The location of that antenna moved from the external metal band on the GSM iPhone 4 to an internal printed one with the CDMA iPhone 4 so that the top band could be repurposed for cellular receive diversity, something the 4S inherited. I would strongly expect that to continue with the next device given the aforementioned MIMO requirements for LTE. Multi spatial stream support for WiFi is still basically out of the question, improvements in this space are again possible 5 GHz support with 40 MHz channels, which we've seen from BCM4334 in other shipping devices already.
|Apple iPhone - WiFi Trends|
|Release Year||WiFi + BT Support||WiFi Silicon|
|iPhone||2007||802.11 b/g, BT 2.0+EDR||Marvell W8686, CSR BlueCore|
|iPhone 3G||2008||802.11 b/g, BT 2.0+EDR||Marvell W8686, CSR BlueCore|
|iPhone 3GS||2009||802.11 b/g, BT 2.1+EDR||Broadcom BCM4325|
|iPhone 4||2010||802.11 b/g/n (2.4GHz), BT 2.1+EDR||Broadcom BCM4329|
|iPhone 4S||2011||802.11 b/g/n (2.4GHz), BT 4.0+EDR||Broadcom BCM4330|
|iPhone Next||2012||?||Broadcom BCM4334?|
Battery life on a device is obviously a function of the inherent efficiency of its components, but also is a function of overall battery capacity.
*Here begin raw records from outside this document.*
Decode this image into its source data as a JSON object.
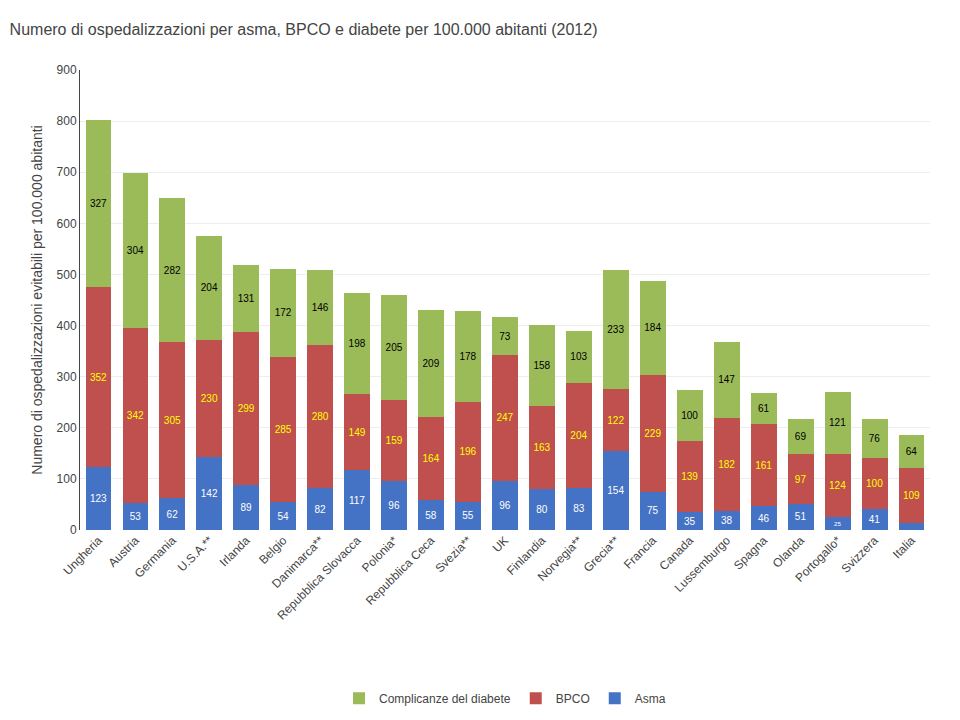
{
  "chart_data": {
    "type": "bar",
    "title": "Numero di ospedalizzazioni per asma, BPCO e diabete per 100.000 abitanti (2012)",
    "ylabel": "Numero di ospedalizzazioni evitabili per 100.000 abitanti",
    "categories": [
      "Ungheria",
      "Austria",
      "Germania",
      "U.S.A.**",
      "Irlanda",
      "Belgio",
      "Danimarca**",
      "Repubblica Slovacca",
      "Polonia*",
      "Repubblica Ceca",
      "Svezia**",
      "UK",
      "Finlandia",
      "Norvegia**",
      "Grecia**",
      "Francia",
      "Canada",
      "Lussemburgo",
      "Spagna",
      "Olanda",
      "Portogallo*",
      "Svizzera",
      "Italia"
    ],
    "series": [
      {
        "name": "Asma",
        "color": "#4472c4",
        "values": [
          123,
          53,
          62,
          142,
          89,
          54,
          82,
          117,
          96,
          58,
          55,
          96,
          80,
          83,
          154,
          75,
          35,
          38,
          46,
          51,
          25,
          41,
          13
        ]
      },
      {
        "name": "BPCO",
        "color": "#c0504d",
        "values": [
          352,
          342,
          305,
          230,
          299,
          285,
          280,
          149,
          159,
          164,
          196,
          247,
          163,
          204,
          122,
          229,
          139,
          182,
          161,
          97,
          124,
          100,
          109
        ]
      },
      {
        "name": "Complicanze del diabete",
        "color": "#9bbb59",
        "values": [
          327,
          304,
          282,
          204,
          131,
          172,
          146,
          198,
          205,
          209,
          178,
          73,
          158,
          103,
          233,
          184,
          100,
          147,
          61,
          69,
          121,
          76,
          64
        ]
      }
    ],
    "stacked": true,
    "data_labels": true,
    "ylim": [
      0,
      900
    ],
    "yticks": [
      0,
      100,
      200,
      300,
      400,
      500,
      600,
      700,
      800,
      900
    ],
    "grid": true,
    "legend": "bottom"
  }
}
Increasing the size of that tank obviously gets you immediate gains in overall lifetime, at the expense of increasing the mass or volume of the device. The iPhone has been no stranger to increases in battery life, and in fact the iPhone 4 realized a considerable jump in overall battery size thanks to the side by side PCB / battery split that has now dominated smartphone design. Since then we haven't seen as much of an increase in capacity, and meanwhile some Android phones are shipping batteries as large as nearly 8 Whr (2100 MaH, 3.8V in SGS3).
Higher capacity iPhone Battery (courtesy: 9to5Mac)
Recent leaks out of China have, howver, indicated that the next iPhone will likely move to a higher voltage chemistry, up from 3.7 V nominal to 3.8 V nominal. This follows the move that Motorola made over a year ago to the 3.8 V nominal chemistry where I saw it the first time. Since then Motorola has shipped almost all its phones with 3.8 V batteries, followed by Nokia and Samsung. Thus it seems highly likely that Apple will also move to this chemistry given maturity and the tangible benefits it provides to battery lifetime.
|Apple iPhone - Battery Trends|
|iPhone||2007||1400 mAh, 3.7V (5.18 Wh)|
|iPhone 3G||2008||1150 mAh, 3.7V (4.25 Wh)|
|iPhone 3GS||2009||1219 mAh, 3.7V (4.51 Wh)|
|iPhone 4||2010||1420 mAh, 3.7V (5.25 Wh)|
|iPhone 4S||2011||1430 mAh, 3.7V (5.29 Wh)|
|iPhone Next||2012||1440 mAh, 3.8V (5.47 Wh)|
Based on everything we've seen, and the analysis on the previous pages, it seems likely that the next iPhone will feature a dual-core Cortex A9 SoC built on Samsung's 32nm LP (HK+MG) process, with a PowerVR SGX 543MP2 driving a larger 4-inch display. Battery capacity will see a slight bump, but battery life itself should be measurably better compared to the iPhone 4S thanks to a move to 28/32nm silicon for the baseband and apps processor. LTE and TD-SCDMA support will likely be driven by a Qualcomm MDM9x15. Evolutionary improvements in the WiFi stack are a reasonable expectation, however NFC support isn't. There are still questions about final details (e.g. camera sensors) but a lot of what Apple has been doing with the iPhone closely follows an aggressive 2-year design and silicon cadence. It's the relentless competition and hyper Moore's Law curve in the smartphone space that drive Apple's development cycle here. I don't expect much change here for the next couple of years at least.
Despite the annual release schedule and a 2-year cadence for most silicon elements, Apple also appears to remain relatively conservative in how it adopts new technologies. Process nodes, new chip architectures, and new wireless standards are all evaluated with a fairly conservative eye. Apple's iPhone business is a well oiled machine at this point, any unnecessary risks are consistently avoided.